Finding the location of a parent node in a binary tree

user2188910 picture user2188910 · Mar 20, 2013 · Viewed 20.7k times · Source

So I need help coming up with an expression that will always give me the location of a child's parent node in a binary tree. Here is an example of a problem my teacher will put on our exam:

"Consider a complete binary tree with exactly 10,000 nodes, implemented with an array starting at index 0 . The array is populated in order by extracting elements from the tree one level at a time from left to right. Suppose that a node has its value stored in location 4999. Where is the value stored for this node’s parent?"

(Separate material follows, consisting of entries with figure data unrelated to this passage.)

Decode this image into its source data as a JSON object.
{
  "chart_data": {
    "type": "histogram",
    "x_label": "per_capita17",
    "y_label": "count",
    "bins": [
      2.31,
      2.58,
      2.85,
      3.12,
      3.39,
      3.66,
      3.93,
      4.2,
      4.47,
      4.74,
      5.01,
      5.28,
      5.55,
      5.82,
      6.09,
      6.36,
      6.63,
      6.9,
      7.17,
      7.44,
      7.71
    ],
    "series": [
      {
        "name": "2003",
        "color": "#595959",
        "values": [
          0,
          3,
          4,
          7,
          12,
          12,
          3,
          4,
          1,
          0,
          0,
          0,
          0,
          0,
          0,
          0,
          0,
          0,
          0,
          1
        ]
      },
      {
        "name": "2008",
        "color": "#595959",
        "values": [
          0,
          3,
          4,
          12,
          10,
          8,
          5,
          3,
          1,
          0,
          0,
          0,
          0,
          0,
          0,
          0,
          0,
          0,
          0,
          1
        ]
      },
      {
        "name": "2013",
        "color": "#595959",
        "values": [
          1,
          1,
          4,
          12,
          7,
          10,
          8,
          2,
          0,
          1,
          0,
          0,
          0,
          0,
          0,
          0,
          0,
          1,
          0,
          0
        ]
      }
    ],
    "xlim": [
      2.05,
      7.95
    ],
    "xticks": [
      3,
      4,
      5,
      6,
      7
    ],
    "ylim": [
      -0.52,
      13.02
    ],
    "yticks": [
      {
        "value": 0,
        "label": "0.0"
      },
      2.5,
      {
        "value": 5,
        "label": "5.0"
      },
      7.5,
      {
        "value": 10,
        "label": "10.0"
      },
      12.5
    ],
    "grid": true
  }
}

My teacher did not tell us how to solve a problem like this. She just said "Draw a binary tree and find a pattern." I did just that but i could not come up with anything! please help. thanks.

Answer

WhozCraig picture WhozCraig · Mar 20, 2013

The following is entirely using integer division. I.e. fractional remainders are dropped. For any given node index N, the children of that node will always be in locations 2N+1 and 2(N+1) in the same array.

Therefore, The parent of any node N > 0 in such an array will always be at index (N-1)/2.

Parent to Child Examples:

Parent 0: children 1,2
Parent 1: children 3,4
Parent 2: children 5,6
Parent 3: children 7,8
etc...

Child to Parent Examples:

Child 8 : Parent = (8-1)/2 = 7/2 = 3
Child 7 : Parent = (7-1)/2 = 6/2 = 3
Child 6 : Parent = (6-1)/2 = 5/2 = 2
Child 5 : Parent = (5-1)/2 = 4/2 = 2

So for your problem:

(4999-1)/2 = 4998/2 = 2499

Note: remember this, since you'll be using it extensively when you start coding array-based heap-sort algorithms.